How to overcome toxic perfectionism

It’s not uncommon to desire and strive towards perfection. The society we live in encourages competition and forces productivity. Social media heightens the need to have the perfect style, the best job, take the best Insta pics, and get amazing grades. It is not surprising that we compare ourselves to others and feel the need to be achieving great things all of the time. 

Going into the first lockdown, there were so many conversations about how we should spend this extra time at home. Productivity became glamorised and we were told to work on dream projects, learn an instrument, have the perfect workout routine, and learn new skills. 

And whilst having a routine and clear goals may be beneficial for some, this mindset can start to become toxic. 

As children we are constantly seeking validation from influential people in our lives. We want to please our families, our teachers, and our peers. At school we would constantly be compared to classmates in our performance and our results.  

Being a high achiever with a desire to reach certain goals isn’t the problem. Perfectionism is. 

People who seek perfection tend to have a strong, often obsessive, desire to be flawless. But rather than focusing on being good at things, they fear not being good enough. For perfectionist’s failure means they are worthless. They worry about what other people may think of them and constantly seek reassurance, which will only provide temporary relief.

toxic-perfectionism

The search for absolute perfection simply does not exist. Perfectionism can become an extremely toxic mindset that can cause depression and anxiety, leaving people paralysed with fear. 

Clinical psychologists, Dr. Paul Hewitt and Dr. Gordon Flett are the most respected researchers of perfectionism. Through their work they have identified three main types. The first is ‘self-orientated’ where someone seeks perfection from themselves. Then there is ‘other-orientated’ which seeks to hold others to high standards. Finally, socially prescribed which centres around a desire to live up to other people’s expectations. 

The latter is thought to have the most harmful effect on mental health. Socially prescribed perfectionists believe that other people expect them to be perfect and that if they fail, they will be faced with extreme criticism. As perfectionism is impossible, those who have these tendencies often believe they are constantly failing and letting everyone down. 

As we get older, the desire to compare oneself to others becomes complicated. Our achievements are more subjective and, for perfectionists, this can be difficult. Therefore, internal pressure is likely to increase as we try to avoid failure and judgement. This fear may lead to procrastination, as delaying difficult tasks also avoids failure. 

These habits lead to constant self-doubt and insecurity where people base their self-worth on what they accomplish.  

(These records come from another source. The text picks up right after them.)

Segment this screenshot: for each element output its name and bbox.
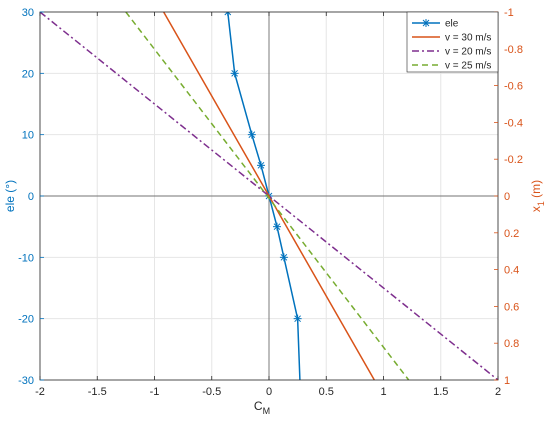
- series-ele-point: [256, 161, 265, 170]
- left-axis-title: ele (°): [3, 180, 17, 212]
- marker-stroke: [257, 161, 265, 169]
- right-tick-label: 1: [504, 375, 510, 387]
- right-tick-label: -0.8: [504, 44, 523, 56]
- x-axis-title-subscript: M: [263, 406, 271, 416]
- marker-stroke: [231, 69, 239, 77]
- series-ele-point: [230, 69, 239, 78]
- right-tick-label: -0.4: [504, 117, 523, 129]
- legend-item-1-label: ele: [445, 19, 459, 30]
- right-tick-label: 0.2: [504, 228, 519, 240]
- marker-stroke: [422, 19, 430, 27]
- x-tick-label: 0.5: [319, 386, 334, 398]
- x-tick-label: -2: [35, 386, 45, 398]
- marker-stroke: [248, 131, 256, 139]
- series-ele-point: [223, 12, 232, 16]
- right-tick-label: -0.2: [504, 154, 523, 166]
- x-tick-label: 0: [266, 386, 272, 398]
- right-axis-title-unit: (m): [529, 180, 543, 201]
- series-ele-point: [293, 314, 302, 323]
- marker-stroke: [273, 223, 281, 231]
- left-tick-label: -30: [18, 375, 34, 387]
- x-tick-label: 2: [495, 386, 501, 398]
- x-tick-label: -1.5: [88, 386, 107, 398]
- legend-item-1-marker: [422, 19, 430, 27]
- right-axis-title: x1 (m): [529, 180, 546, 212]
- marker-stroke: [294, 315, 301, 323]
- x-tick-label: 1.5: [433, 386, 448, 398]
- legend-item-4-label: v = 25 m/s: [445, 61, 491, 72]
- series-v-30-m-s-line: [163, 12, 375, 380]
- series-ele-point: [247, 130, 256, 139]
- right-tick-label: 0.6: [504, 301, 519, 313]
- marker-stroke: [227, 12, 232, 16]
- legend-item-3-label: v = 20 m/s: [445, 47, 491, 58]
- left-tick-label: -20: [18, 314, 34, 326]
- x-tick-label: 1: [380, 386, 386, 398]
- x-tick-label: -1: [150, 386, 160, 398]
- legend: ele v = 30 m/s v = 20 m/s v = 25 m/s: [406, 11, 499, 73]
- legend-box: [406, 11, 499, 73]
- left-tick-label: 20: [22, 68, 34, 80]
- right-tick-label: -0.6: [504, 81, 523, 93]
- x-axis-title: CM: [254, 399, 270, 416]
- right-axis-title-subscript: 1: [536, 201, 546, 206]
- right-tick-label: 0: [504, 191, 510, 203]
- left-tick-label: 30: [22, 7, 34, 19]
- right-tick-label: 0.8: [504, 338, 519, 350]
- series-v-25-m-s-line: [125, 12, 410, 380]
- right-tick-label: -1: [504, 7, 514, 19]
- x-tick-label: -0.5: [202, 386, 221, 398]
- marker-stroke: [224, 12, 229, 16]
- series-ele-point: [273, 222, 282, 231]
- series-ele-point: [279, 253, 288, 262]
- left-tick-label: 10: [22, 130, 34, 142]
- series-layer: [40, 12, 498, 380]
- ticks-layer: -2 -1.5 -1 -0.5 0 0.5 1 1.5 23020100-10-20-30-1-…: [18, 7, 523, 398]
- marker-stroke: [280, 253, 288, 261]
- legend-item-2-label: v = 30 m/s: [445, 33, 491, 44]
- left-tick-label: 0: [28, 191, 34, 203]
- right-tick-label: 0.4: [504, 265, 519, 277]
- left-tick-label: -10: [18, 252, 34, 264]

So here are some small tips to help you overcome toxic perfectionism:

toxic-perfectionism

Keep a journal. 

This may seem unhelpful, but writing down your thoughts can help to re-frame the way you think about things. Paying attention to our beliefs and challenging negative patterns can help us become less self-critical. 

Practise self-compassion.

I know we are all fed up with Insta posts telling us to love ourselves. But it’s undeniably important. Being kind to yourself can take the pressure off and help you to stop placing your self-worth onto the expectations of others. Notice the ways in which you speak to yourself, and when the voice in your head starts to spiral, catch yourself and replace it with words of kindness.  

Practise gratitude.

Making lists of things you like about yourself and things you are grateful for, outside of personal accomplishments, can help re define your self-worth. It will also help you celebrate positive moments and be appreciative. 

Avoid over-procrastination. 

Rather than delaying or abandoning tasks altogether in fear of failure, try to break projects down into small steps. Make sure to take breaks, look after yourself, and give yourself rewards for whatever you manage to do.  

Mindfulness and meditation. 

Taking time to check in with your thoughts and take a step back can transform your way of thinking. Not only can it help in reducing stress and anxiety it can help you take time for yourself and reevaluate what matters. 

Therapy. 

If you find your perfectionism is having serious impacts upon your mental health, then speaking to your GP and asking for therapy may be the best step. Seeking help and getting support is a sign of strength and can be extremely beneficial. 

It is important to remember that no one is perfect, and all you can do is your best. Once you realise this, you can begin to overcome self-criticisms and learn to be kinder to yourself. Lowering your standards and goals doesn’t mean that you must become careless and unmotivated, but it can help you do the best you can and feel proud of yourself.